Lorsqu’un exploitant agricole décède, le conjoint survivant peut, sous certaines conditions, bénéficier d’une protection retraite au travers de la MSA. Deux mécanismes existent et peuvent parfois se concurrencer : les droits combinés et la pension de réversion.

Ce sujet mérite une attention particulière, car il peut exister un véritable arbitrage financier selon la situation familiale, la carrière du conjoint survivant et le niveau des retraites déjà perçues.

Droits combinés et pension de réversion : deux dispositifs différents

Les droits combinés : “fusionner” les carrières agricoles (article L 732-41 4° alinéa CRPM)

Premièrement, le mécanisme des droits combinés permet au conjoint survivant de reprendre, pour le calcul de sa retraite MSA, les droits acquis par le conjoint décédé.

Concrètement, la carrière des deux époux est “combinée” afin de recalculer une retraite unique.

Ce dispositif concerne principalement les situations où les deux conjoints ont exercé une activité agricole relevant de la MSA.

L’objectif est souvent de :

  • Améliorer le nombre de trimestres retenus,
  • Éviter certaines décotes,
  • Obtenir une retraite personnelle plus favorable.

Les droits combinés peuvent être particulièrement intéressants lorsque :

  • Le conjoint survivant dispose d’une faible carrière personnelle,
  • Les revenus agricoles du conjoint décédé étaient élevés,
  • La retraite de réversion serait limitée ou plafonnée.

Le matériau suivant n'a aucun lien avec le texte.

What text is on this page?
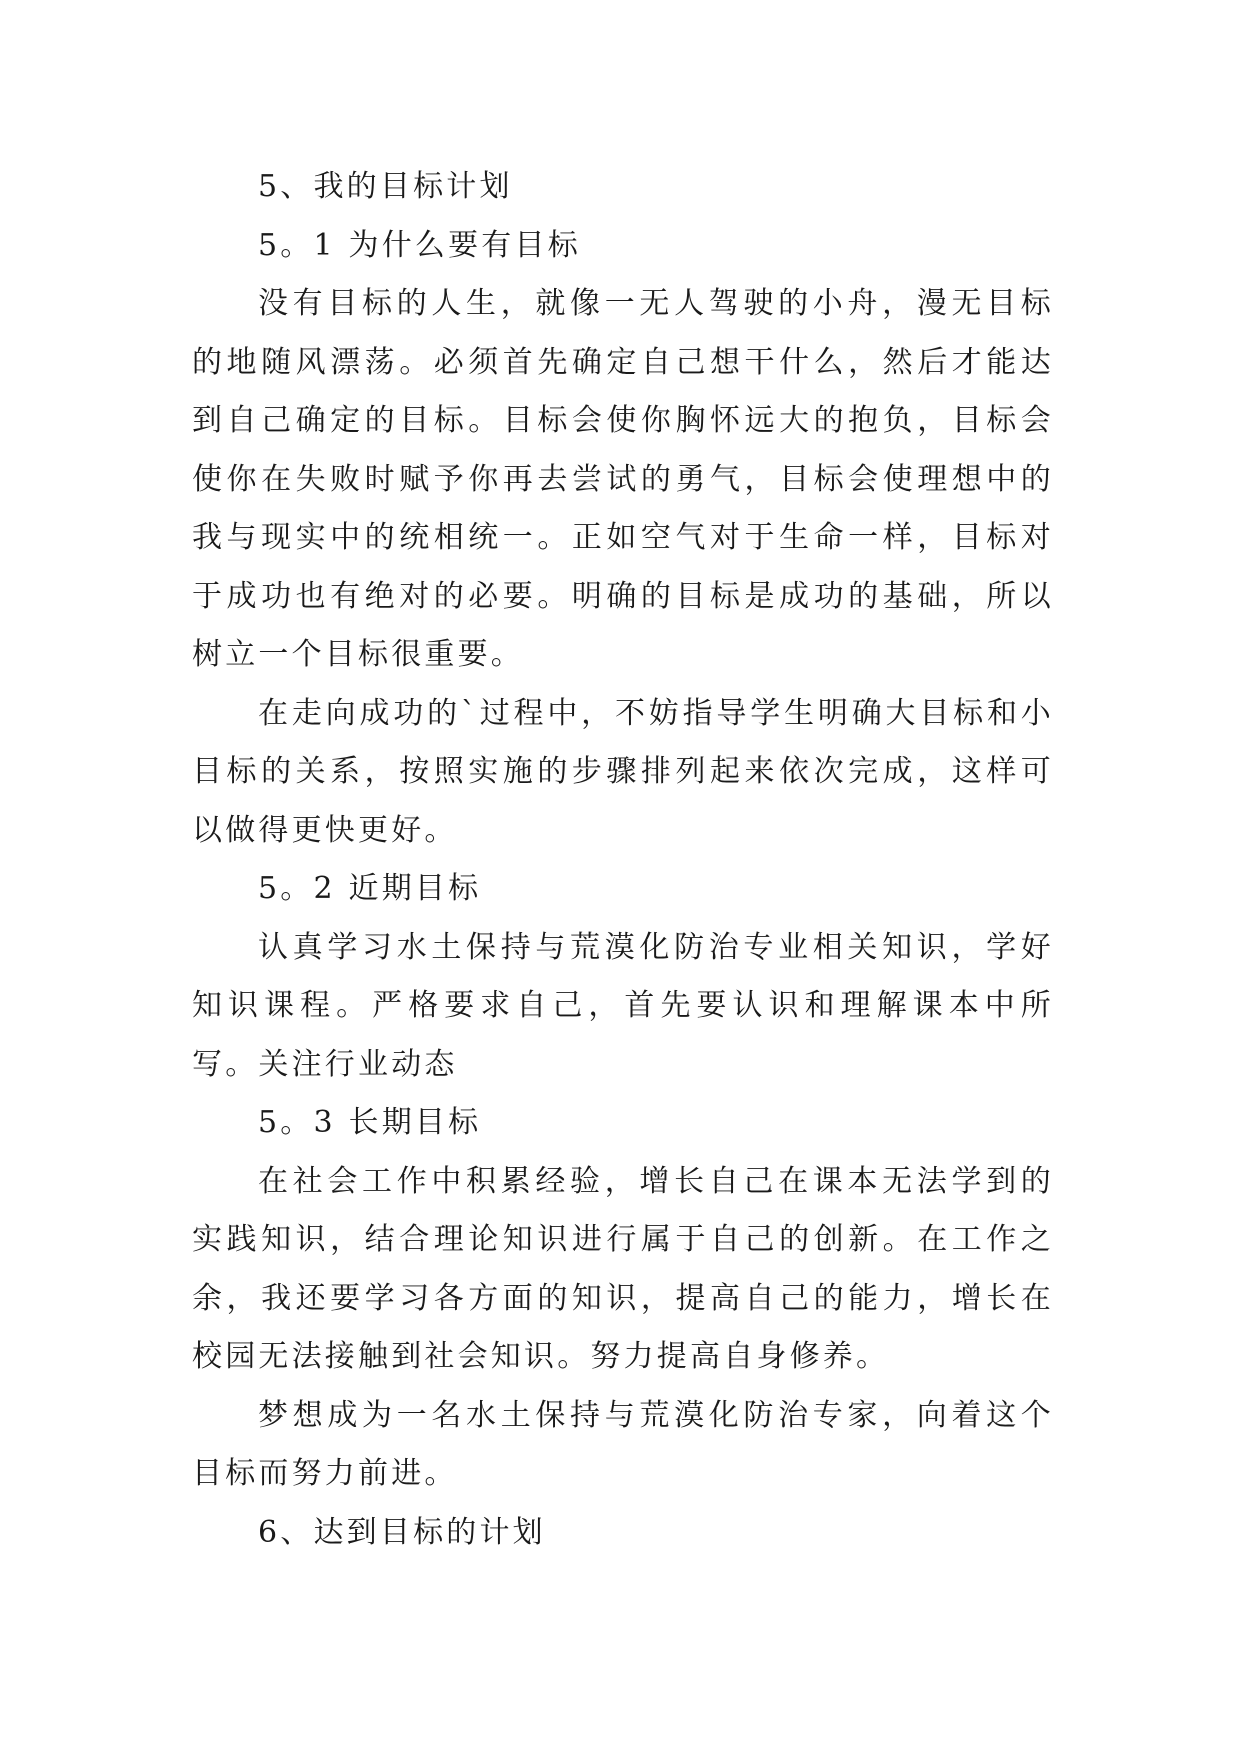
5、我的目标计划

5。1 为什么要有目标

没有目标的人生，就像一无人驾驶的小舟，漫无目标的地随风漂荡。必须首先确定自己想干什么，然后才能达到自己确定的目标。目标会使你胸怀远大的抱负，目标会使你在失败时赋予你再去尝试的勇气，目标会使理想中的我与现实中的统相统一。正如空气对于生命一样，目标对于成功也有绝对的必要。明确的目标是成功的基础，所以树立一个目标很重要。

在走向成功的`过程中，不妨指导学生明确大目标和小目标的关系，按照实施的步骤排列起来依次完成，这样可以做得更快更好。

5。2 近期目标

认真学习水土保持与荒漠化防治专业相关知识，学好知识课程。严格要求自己，首先要认识和理解课本中所写。关注行业动态

5。3 长期目标

在社会工作中积累经验，增长自己在课本无法学到的实践知识，结合理论知识进行属于自己的创新。在工作之余，我还要学习各方面的知识，提高自己的能力，增长在校园无法接触到社会知识。努力提高自身修养。

梦想成为一名水土保持与荒漠化防治专家，向着这个目标而努力前进。

6、达到目标的计划
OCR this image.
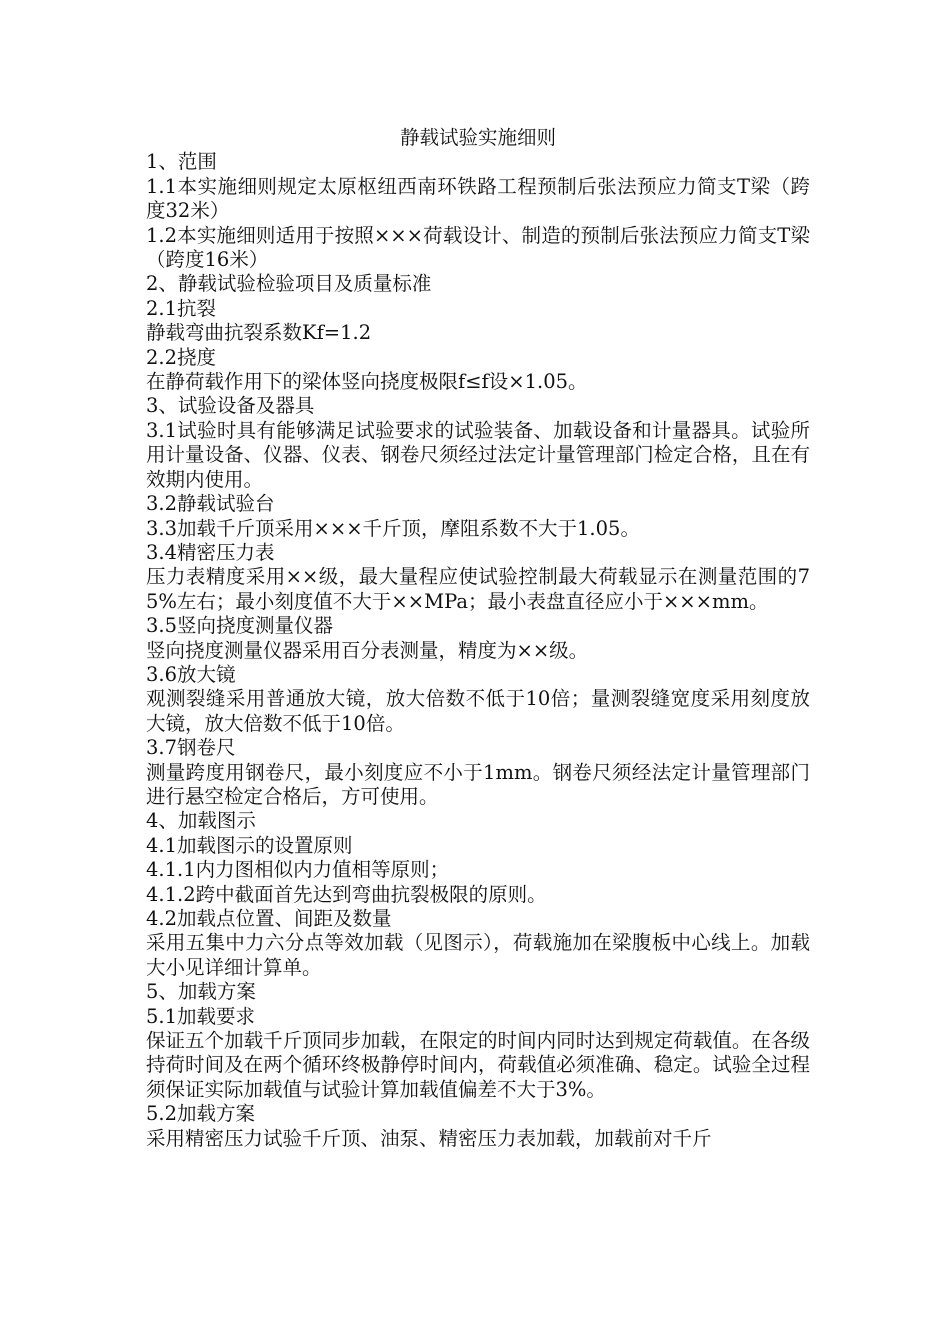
静载试验实施细则

1、范围

1.1本实施细则规定太原枢纽西南环铁路工程预制后张法预应力简支T梁（跨度32米）

1.2本实施细则适用于按照×××荷载设计、制造的预制后张法预应力简支T梁（跨度16米）

2、静载试验检验项目及质量标准

2.1抗裂

静载弯曲抗裂系数Kf=1.2

2.2挠度

在静荷载作用下的梁体竖向挠度极限f≤f设×1.05。

3、试验设备及器具

3.1试验时具有能够满足试验要求的试验装备、加载设备和计量器具。试验所用计量设备、仪器、仪表、钢卷尺须经过法定计量管理部门检定合格，且在有效期内使用。

3.2静载试验台

3.3加载千斤顶采用×××千斤顶，摩阻系数不大于1.05。

3.4精密压力表

压力表精度采用××级，最大量程应使试验控制最大荷载显示在测量范围的75%左右；最小刻度值不大于××MPa；最小表盘直径应小于×××mm。

3.5竖向挠度测量仪器

竖向挠度测量仪器采用百分表测量，精度为××级。

3.6放大镜

观测裂缝采用普通放大镜，放大倍数不低于10倍；量测裂缝宽度采用刻度放大镜，放大倍数不低于10倍。

3.7钢卷尺

测量跨度用钢卷尺，最小刻度应不小于1mm。钢卷尺须经法定计量管理部门进行悬空检定合格后，方可使用。

4、加载图示

4.1加载图示的设置原则

4.1.1内力图相似内力值相等原则；

4.1.2跨中截面首先达到弯曲抗裂极限的原则。

4.2加载点位置、间距及数量

采用五集中力六分点等效加载（见图示），荷载施加在梁腹板中心线上。加载大小见详细计算单。

5、加载方案

5.1加载要求

保证五个加载千斤顶同步加载，在限定的时间内同时达到规定荷载值。在各级持荷时间及在两个循环终极静停时间内，荷载值必须准确、稳定。试验全过程须保证实际加载值与试验计算加载值偏差不大于3%。

5.2加载方案

采用精密压力试验千斤顶、油泵、精密压力表加载，加载前对千斤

La pension de réversion : une quote-part de la retraite du défunt

Deuxièmement, la pension de réversion correspond à une fraction de la retraite que percevait ou aurait perçue le conjoint décédé.

À la MSA, les règles diffèrent selon la retraite de base et la retraite complémentaire obligatoire (RCO).

La réversion est généralement soumise :

  • À une condition d’âge,
  • Parfois à des conditions de ressources,
  • Au respect du statut de conjoint marié (les partenaires de PACS et concubins ne sont pas éligibles).

Le montant dépend directement des droits acquis par le défunt.

Pourquoi un arbitrage peut être nécessaire ?

Selon les situations, l’écart entre « droits combinés » et « pension de réversion » peut représenter plusieurs centaines d’euros par mois. Le droit combiné est d’autant plus intéressant que la carrière du décédé est importante (durée et points), et que le conjoint survivant est proche de la retraite. Cependant, le bénéfice des droits combinés est encadré par des conditions strictes.

Il n’y a pas de plafond de ressources : retraite forfaitaire, proportionnelle et RCO du conjoint décédé.

Des conditions strictes à respecter pour bénéficier du droit combiné :

  • Le conjoint doit poursuivre l’exploitation au moins sur une partie de l’exploitation du défunt,
  • Le décédé ne doit pas avoir perçu sa retraite,
  • Le décédé doit être exploitant à la date du décès,
  • Le conjoint survivant ne doit pas avoir demandé la réversion,
  • Le conjoint survivant doit avoir opté pour le calcul des cotisations selon la règle de l’annualité (ne pas obtenir/accepter le remboursement des cotisations de l’époux décédé),
  • Le conjoint doit remplir les conditions de droit commun pour faire valoir ses droits à la retraite,
  • Le conjoint doit faire une demande expresse auprès de la Caisse de MSA (NB : La caisse de MSA n’a pas l’obligation d’informer l’intéressé de l’existence de ce dispositif).

Cas des sociétés :

  • Si le conjoint survivant n’était pas associé : il doit reprendre tout ou partie des parts.
  • Si le conjoint était déjà associé : il doit reprendre au minimum une partie des parts du décédé.

Alors, droits combinés ou pension de réversion ?

Pour conclure, pour les exploitants et leurs conjoints, il est nécessaire d’anticiper l’éventualité d’un choix entre réversion et droit combiné qui doit être réfléchi à l’avance, en tenant compte de :

  • La durée de la carrière du chef d’exploitation,
  • L’âge du conjoint survivant,
  • La présence éventuelle d’ex conjoints.

Ainsi, ces mécanismes, en particulier le droit combiné qui n’existe pas dans les régimes classiques, constituent une véritable spécificité MSA et peuvent améliorer sensiblement le niveau de retraite du conjoint survivant s’ils sont bien utilisés.